THE PEOPLE IMMORTAL

            On 22 June 1941, a Sunday, Hitler declared war on his former ally Stalin. The German invasion of the Soviet Union – code-named Barbarossa after the “red-bearded” Holy Roman Emperor Frederick I – was much more than a surprise attack. It was the beginning of a calamity. In his drive to acquire Lebensraum (“living space”) for the German nation in the East, Hitler murdered some ten million people, including more than five million Jews and three million prisoners of war. Operation Barbarossa was, essentially, a war of extermination.  
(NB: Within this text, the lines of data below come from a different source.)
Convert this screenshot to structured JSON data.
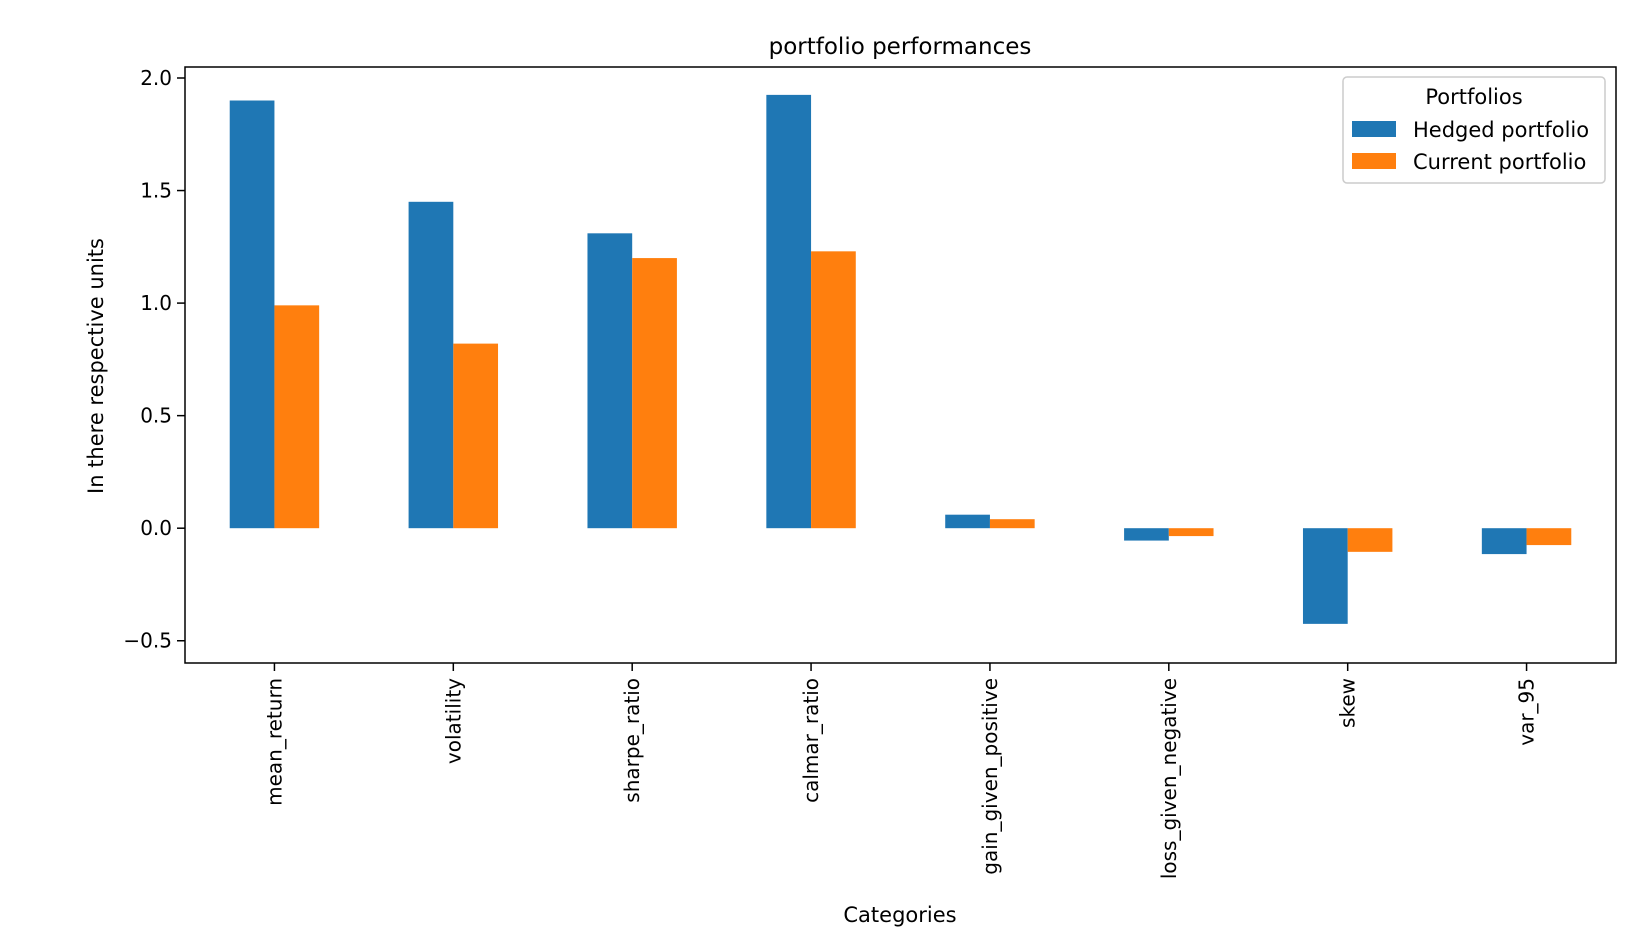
{
  "chart_data": {
    "type": "bar",
    "title": "portfolio performances",
    "xlabel": "Categories",
    "ylabel": "In there respective units",
    "categories": [
      "mean_return",
      "volatility",
      "sharpe_ratio",
      "calmar_ratio",
      "gain_given_positive",
      "loss_given_negative",
      "skew",
      "var_95"
    ],
    "series": [
      {
        "name": "Hedged portfolio",
        "color": "#1f77b4",
        "values": [
          1.9,
          1.45,
          1.31,
          1.925,
          0.06,
          -0.055,
          -0.425,
          -0.115
        ]
      },
      {
        "name": "Current portfolio",
        "color": "#ff7f0e",
        "values": [
          0.99,
          0.82,
          1.2,
          1.23,
          0.04,
          -0.035,
          -0.105,
          -0.075
        ]
      }
    ],
    "ylim": [
      -0.55,
      2.0
    ],
    "yticks": [
      2.0,
      1.5,
      1.0,
      0.5,
      0.0,
      -0.5
    ],
    "ytick_labels": [
      "2.0",
      "1.5",
      "1.0",
      "0.5",
      "0.0",
      "−0.5"
    ],
    "legend": {
      "title": "Portfolios",
      "placement": "top-right"
    },
    "grid": false
  }
}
            Vasily Grossman, the Ukraine-born Jewish journalist and writer, was embedded in the frontline Soviet forces when news came of Hitler’s abrupt betrayal. Like most Russians he was quite unprepared for the magnitude and ferocity of the attack. Having terrified the world with blitzkrieg victories over Poland, Norway, the Low Countries and France, the Wehrmacht was seizing as much as 600 square miles of Soviet Russian territory every hour. The new masters meant business. Grossman’s mother was murdered in the Ukrainian village of Berdichev as part of Hitler’s war against perceived “useless mouths”: Slavs, Jews, Roma, Bolsheviks.
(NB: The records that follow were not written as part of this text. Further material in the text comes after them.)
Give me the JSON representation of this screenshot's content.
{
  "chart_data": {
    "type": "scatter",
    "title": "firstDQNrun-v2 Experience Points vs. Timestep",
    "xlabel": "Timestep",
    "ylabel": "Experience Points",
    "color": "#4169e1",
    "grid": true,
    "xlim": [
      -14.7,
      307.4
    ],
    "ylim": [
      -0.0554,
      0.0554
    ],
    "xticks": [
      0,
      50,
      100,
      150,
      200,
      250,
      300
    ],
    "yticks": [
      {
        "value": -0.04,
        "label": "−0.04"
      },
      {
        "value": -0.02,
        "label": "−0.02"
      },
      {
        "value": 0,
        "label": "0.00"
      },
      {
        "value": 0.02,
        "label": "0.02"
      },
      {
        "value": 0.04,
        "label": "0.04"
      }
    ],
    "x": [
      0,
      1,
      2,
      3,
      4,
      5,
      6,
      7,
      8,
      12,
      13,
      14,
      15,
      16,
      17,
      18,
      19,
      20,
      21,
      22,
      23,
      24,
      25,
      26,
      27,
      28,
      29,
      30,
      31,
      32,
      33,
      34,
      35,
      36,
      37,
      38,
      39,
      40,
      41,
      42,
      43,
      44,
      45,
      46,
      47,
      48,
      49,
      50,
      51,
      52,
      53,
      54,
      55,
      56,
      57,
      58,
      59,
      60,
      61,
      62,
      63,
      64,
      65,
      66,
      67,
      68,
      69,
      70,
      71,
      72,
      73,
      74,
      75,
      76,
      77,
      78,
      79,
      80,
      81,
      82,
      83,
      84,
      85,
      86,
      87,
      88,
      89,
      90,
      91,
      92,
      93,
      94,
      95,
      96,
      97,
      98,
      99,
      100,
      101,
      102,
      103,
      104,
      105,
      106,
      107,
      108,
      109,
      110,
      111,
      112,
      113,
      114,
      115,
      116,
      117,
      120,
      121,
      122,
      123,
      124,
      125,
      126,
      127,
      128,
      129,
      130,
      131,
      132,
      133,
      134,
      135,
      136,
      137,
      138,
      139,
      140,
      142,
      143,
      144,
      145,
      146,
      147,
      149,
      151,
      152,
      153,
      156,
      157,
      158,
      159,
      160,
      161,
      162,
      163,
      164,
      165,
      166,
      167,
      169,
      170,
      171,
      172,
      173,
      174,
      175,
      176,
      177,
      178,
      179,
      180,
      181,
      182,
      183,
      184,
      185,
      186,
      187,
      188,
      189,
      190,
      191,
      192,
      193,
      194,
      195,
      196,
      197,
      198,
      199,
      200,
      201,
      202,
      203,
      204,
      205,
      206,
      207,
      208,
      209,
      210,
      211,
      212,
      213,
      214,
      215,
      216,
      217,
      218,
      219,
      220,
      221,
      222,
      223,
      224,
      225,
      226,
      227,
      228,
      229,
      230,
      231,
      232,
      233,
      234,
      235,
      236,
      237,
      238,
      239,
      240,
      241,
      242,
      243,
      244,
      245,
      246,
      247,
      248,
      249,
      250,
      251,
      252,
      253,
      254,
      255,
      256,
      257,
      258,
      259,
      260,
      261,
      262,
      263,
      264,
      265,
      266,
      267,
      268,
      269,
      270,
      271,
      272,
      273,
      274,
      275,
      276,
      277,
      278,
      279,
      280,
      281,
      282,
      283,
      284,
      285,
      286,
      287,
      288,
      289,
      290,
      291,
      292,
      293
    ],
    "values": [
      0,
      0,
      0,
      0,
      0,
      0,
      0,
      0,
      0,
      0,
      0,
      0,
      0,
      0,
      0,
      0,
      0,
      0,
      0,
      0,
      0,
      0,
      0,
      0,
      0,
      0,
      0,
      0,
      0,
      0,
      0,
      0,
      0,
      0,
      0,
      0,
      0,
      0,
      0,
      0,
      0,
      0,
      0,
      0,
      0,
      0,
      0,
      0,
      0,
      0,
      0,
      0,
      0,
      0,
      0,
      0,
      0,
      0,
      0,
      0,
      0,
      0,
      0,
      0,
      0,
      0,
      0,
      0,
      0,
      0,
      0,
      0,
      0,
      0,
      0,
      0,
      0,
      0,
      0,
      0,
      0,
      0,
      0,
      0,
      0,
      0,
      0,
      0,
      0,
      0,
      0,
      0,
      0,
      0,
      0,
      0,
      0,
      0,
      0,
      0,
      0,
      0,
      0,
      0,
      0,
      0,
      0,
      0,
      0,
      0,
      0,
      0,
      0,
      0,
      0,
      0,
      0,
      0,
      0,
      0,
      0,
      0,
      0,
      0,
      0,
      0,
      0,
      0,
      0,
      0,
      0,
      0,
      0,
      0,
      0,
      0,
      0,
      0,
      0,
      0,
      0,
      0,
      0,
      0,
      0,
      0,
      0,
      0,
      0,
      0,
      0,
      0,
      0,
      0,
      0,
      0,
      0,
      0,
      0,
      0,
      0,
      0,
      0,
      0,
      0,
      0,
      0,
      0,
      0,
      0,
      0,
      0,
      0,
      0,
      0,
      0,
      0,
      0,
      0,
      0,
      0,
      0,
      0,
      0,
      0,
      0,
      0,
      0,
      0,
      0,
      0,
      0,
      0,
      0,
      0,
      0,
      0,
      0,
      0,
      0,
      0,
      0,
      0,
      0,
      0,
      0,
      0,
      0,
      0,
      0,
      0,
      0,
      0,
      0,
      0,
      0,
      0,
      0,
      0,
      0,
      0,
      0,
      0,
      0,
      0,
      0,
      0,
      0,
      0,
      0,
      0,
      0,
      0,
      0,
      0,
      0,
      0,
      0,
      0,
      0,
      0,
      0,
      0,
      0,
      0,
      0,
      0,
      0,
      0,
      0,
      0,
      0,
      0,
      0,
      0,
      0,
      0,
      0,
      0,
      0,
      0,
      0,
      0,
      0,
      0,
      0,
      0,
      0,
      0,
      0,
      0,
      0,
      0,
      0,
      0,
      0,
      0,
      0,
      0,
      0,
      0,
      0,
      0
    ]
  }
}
            The People Immortal, smoothly translated by Robert and Elizabeth Chandler, was Grossman’s first novel. Grossman dashed it off in two months in 1942 for serialization in the Soviet army’s daily newspaper Red Star for which he was a war correspondent. The novel chronicles a brief period in the late summer of 1941 when the German invader was advancing rapidly towards Leningrad and the rumble of artillery could be heard from L’vov (the former Polish Lwów) in western Ukraine to the Donets Coal Basin in the east. In pages of vivid description, Grossman focuses on a group of beleaguered Russian troops and their attempts to break through enemy lines. The ordinary Red Army conscript is represented by the no-nonsense Ignatiev, a jovial former farmer. Higher up the ranks is the stern-faced Bogariov, a one-time Moscow academic.

As a deep-dyed anti-totalitarian, Grossman tried in his journalism to document truthfully what he saw and heard. His 1944 report on the vile workings of Hitler’s extermination camp, ‘The Hell of Treblinka’, is a masterpiece of controlled rage and unsparing lucidity. The People Immortal is marred somewhat by propagandist overtures to Mother Russia (‘Death Will Not Conquer!’ is a typical chapter title). It was written at a time when the Kremlin was looking for a “Red Tolstoy” to memorialize what came to be known as Russia’s Great Patriotic War against Germany. For all its faults, The People Immortal laid the groundwork for Grossman’s now-classic novel of the Hitler conflict, Life and Fate, published posthumously in the Soviet Union in 1988. Three decades on, unfortunately, Grossman is not much read in Russia; to the legion nostalgic Stalinists and tsarists under Vladimir Putin he is a “Zionist sympathizer” (for “Zionist” read “Jewish”). It is a fine way to treat a giant of Russian literature and the fearless writer at the Barbarossa front.